How do I become a Certified Food Protection Manager in Kentucky?
To get your food manager certification in Kentucky, you need to study up on food safety and pass an ANSI-accredited exam. You can easily meet these requirements with Learn2Serve by 360training. You'll complete your training online and at your own pace, then register for our ANSI-accredited Certified Food Protection Manager (CFPM) exam. Sign up and start today!
What are the Kentucky food safety regulations?
Kentucky largely adopts the U.S. Food and Drug Administration (FDA)'s 2013 Food Code as their own, with a few changes.
As such, Kentucky requires at least one supervisory employee to be a Certified Food Protection Manager who has passed the certification exam through an ANSI-accredited program like Learn2Serve by 360training.
Kentucky also accepts local health department classes that address the same material.
Additionally, the Kentucky Food Code calls for the designated Person in Charge (PIC) at the time of inspection must be able to demonstrate knowledge of foodborne disease prevention, Kentucky code requirements, and HACCP principles.
One of the ways to demonstrate this knowledge is to be a Certified Food Protection Manager.
We always recommend checking with your local health department for any additional certification and training requirements.
How long is the food manager certification good for?
ANSI's CFPM certification is generally valid for a maximum of five years. To renew your certification, you have to pass the Certified Food Protection Manager exam through an ANSI-accredited program, once again.
Can you take the Kentucky food manager exam online?
Yes, your exam will be administered through our online proctor service. The Learn2Serve Food Protection Manager Certification Exam is accredited by the American National Standards Institute and the Conference for Food Protection (ANSI-CFP).
Learn more about the policies and procedures required to successfully complete our online proctored exam.
Who should get their food manager certification?
The Kentucky Food Code specifies that the required CFPM must be an employee with "supervisory and management responsibility and the authority to direct and control food preparation and service." This typically translates to the CFPM being an owner or upper-level manager.
If the CFPM is present during an inspection, then they are the "person in charge" who can use certification to demonstrate their knowledge.
But Kentucky defines the PIC as the individual present at a food establishment who is responsible for the operation at the time of inspection. So when the CFPM is not on the premises, at least one person needs to be qualified to demonstrate food safety knowledge at all times.

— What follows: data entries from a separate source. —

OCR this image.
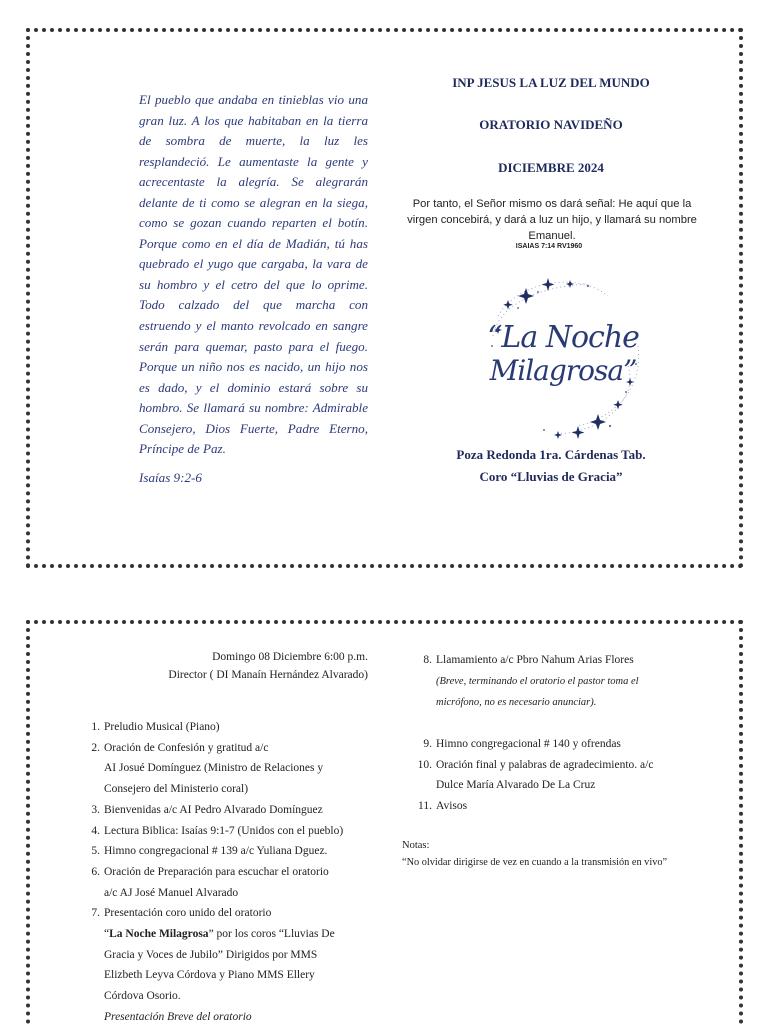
El pueblo que andaba en tinieblas vio una gran luz. A los que habitaban en la tierra de sombra de muerte, la luz les resplandeció. Le aumentaste la gente y acrecentaste la alegría. Se alegrarán delante de ti como se alegran en la siega, como se gozan cuando reparten el botín. Porque como en el día de Madián, tú has quebrado el yugo que cargaba, la vara de su hombro y el cetro del que lo oprime. Todo calzado del que marcha con estruendo y el manto revolcado en sangre serán para quemar, pasto para el fuego. Porque un niño nos es nacido, un hijo nos es dado, y el dominio estará sobre su hombro. Se llamará su nombre: Admirable Consejero, Dios Fuerte, Padre Eterno, Príncipe de Paz.

Isaías 9:2-6

INP JESUS LA LUZ DEL MUNDO
ORATORIO NAVIDEÑO
DICIEMBRE 2024

Por tanto, el Señor mismo os dará señal: He aquí que la virgen concebirá, y dará a luz un hijo, y llamará su nombre Emanuel.

ISAIAS 7:14 RV1960

“La Noche
Milagrosa”
Poza Redonda 1ra. Cárdenas Tab.
Coro “Lluvias de Gracia”
Domingo 08 Diciembre 6:00 p.m.
Director ( DI Manaín Hernández Alvarado)
1. Preludio Musical (Piano)
2. Oración de Confesión y gratitud a/c
AI Josué Domínguez (Ministro de Relaciones y
Consejero del Ministerio coral)
3. Bienvenidas a/c AI Pedro Alvarado Domínguez
4. Lectura Biblica: Isaías 9:1-7 (Unidos con el pueblo)
5. Himno congregacional # 139 a/c Yuliana Dguez.
6. Oración de Preparación para escuchar el oratorio
a/c AJ José Manuel Alvarado
7. Presentación coro unido del oratorio
“La Noche Milagrosa” por los coros “Lluvias De
Gracia y Voces de Jubilo” Dirigidos por MMS
Elizbeth Leyva Córdova y Piano MMS Ellery
Córdova Osorio.
Presentación Breve del oratorio
8. Llamamiento a/c Pbro Nahum Arias Flores
(Breve, terminando el oratorio el pastor toma el
micrófono, no es necesario anunciar).
9. Himno congregacional # 140 y ofrendas
10. Oración final y palabras de agradecimiento. a/c
Dulce María Alvarado De La Cruz
11. Avisos
Notas:
“No olvidar dirigirse de vez en cuando a la transmisión en vivo”
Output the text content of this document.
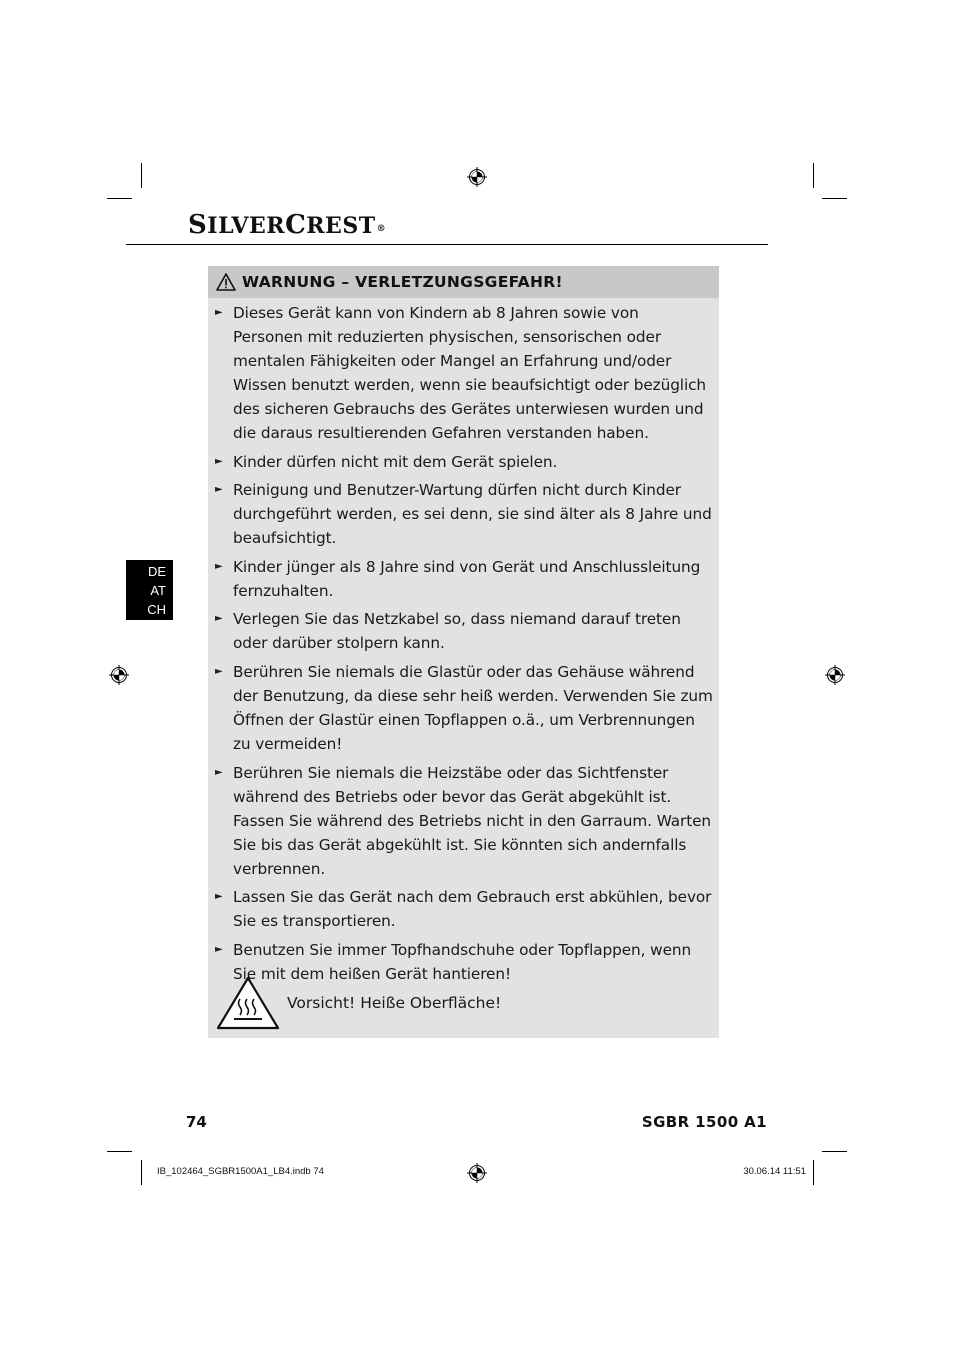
SILVERCREST®
DE
AT
CH
WARNUNG – VERLETZUNGSGEFAHR!
► Dieses Gerät kann von Kindern ab 8 Jahren sowie von Personen mit reduzierten physischen, sensorischen oder mentalen Fähigkeiten oder Mangel an Erfahrung und/oder Wissen benutzt werden, wenn sie beaufsichtigt oder bezüglich des sicheren Gebrauchs des Gerätes unterwiesen wurden und die daraus resultierenden Gefahren verstanden haben.
► Kinder dürfen nicht mit dem Gerät spielen.
► Reinigung und Benutzer-Wartung dürfen nicht durch Kinder durchgeführt werden, es sei denn, sie sind älter als 8 Jahre und beaufsichtigt.
► Kinder jünger als 8 Jahre sind von Gerät und Anschlussleitung fernzuhalten.
► Verlegen Sie das Netzkabel so, dass niemand darauf treten oder darüber stolpern kann.
► Berühren Sie niemals die Glastür oder das Gehäuse während der Benutzung, da diese sehr heiß werden. Verwenden Sie zum Öffnen der Glastür einen Topflappen o.ä., um Verbrennungen zu vermeiden!
► Berühren Sie niemals die Heizstäbe oder das Sichtfenster während des Betriebs oder bevor das Gerät abgekühlt ist. Fassen Sie während des Betriebs nicht in den Garraum. Warten Sie bis das Gerät abgekühlt ist. Sie könnten sich andernfalls verbrennen.
► Lassen Sie das Gerät nach dem Gebrauch erst abkühlen, bevor Sie es transportieren.
► Benutzen Sie immer Topfhandschuhe oder Topflappen, wenn Sie mit dem heißen Gerät hantieren!
Vorsicht! Heiße Oberfläche!
74	SGBR 1500 A1
IB_102464_SGBR1500A1_LB4.indb 74	30.06.14 11:51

The Kentucky Food Code allows the "demonstration of knowledge" to be satisfied in other ways (ie, lacking any important violations, being able to answer questions correctly), but those options are more ambiguous than most owners or general managers want to bank on.
That's why many restaurants, grocery stores, and other food retail establishments require all shift managers and head chefs to earn CFPM certification as a condition of their employment.
What does a food manager do and how can they improve food safety?
Food managers have responsibility in many areas, ensuring the quality of customer service, coordinating operations, managing their team, and handling human resources.
Their food safety duties are embedded in every corner of the job. They have to:
- Be familiar with local food safety regulations
- Design policies and protocols to ensure their establishment's compliance
- Train all employees in food safety principles and protocols
- Confirm that all food vendors and deliveries meet safety standards
- And more
Due to the level of accountability, food managers earn a significantly higher salary than servers and other food employees. According to wage data from the Bureau of Labor Statistics, here is the average amount of money you can expect to make in senior management positions in the Kentucky food service industry:
|Job Title||Average Hourly Wage||Average Yearly Wage|
|Food Service Manager||$24.59||$51,160|
Kentucky-approved food safety manager certification is an important qualification for getting one of these jobs.
Why are food managers in Kentucky required to get ANSI certification?
Foodborne illness is a real concern in every state, including Kentucky. According to data from the Center for Science in the Public Interest, over a 10-year period (2003-2012), there were a total of 27 foodborne illness outbreaks. And the two most common pathogen found were Norovirus and Staphylococcus—both preventable with the right food safety protocols in place.
If a manager has earned food protection manager certification, they have the knowledge they need to put those protocols in place and ensure they're followed properly.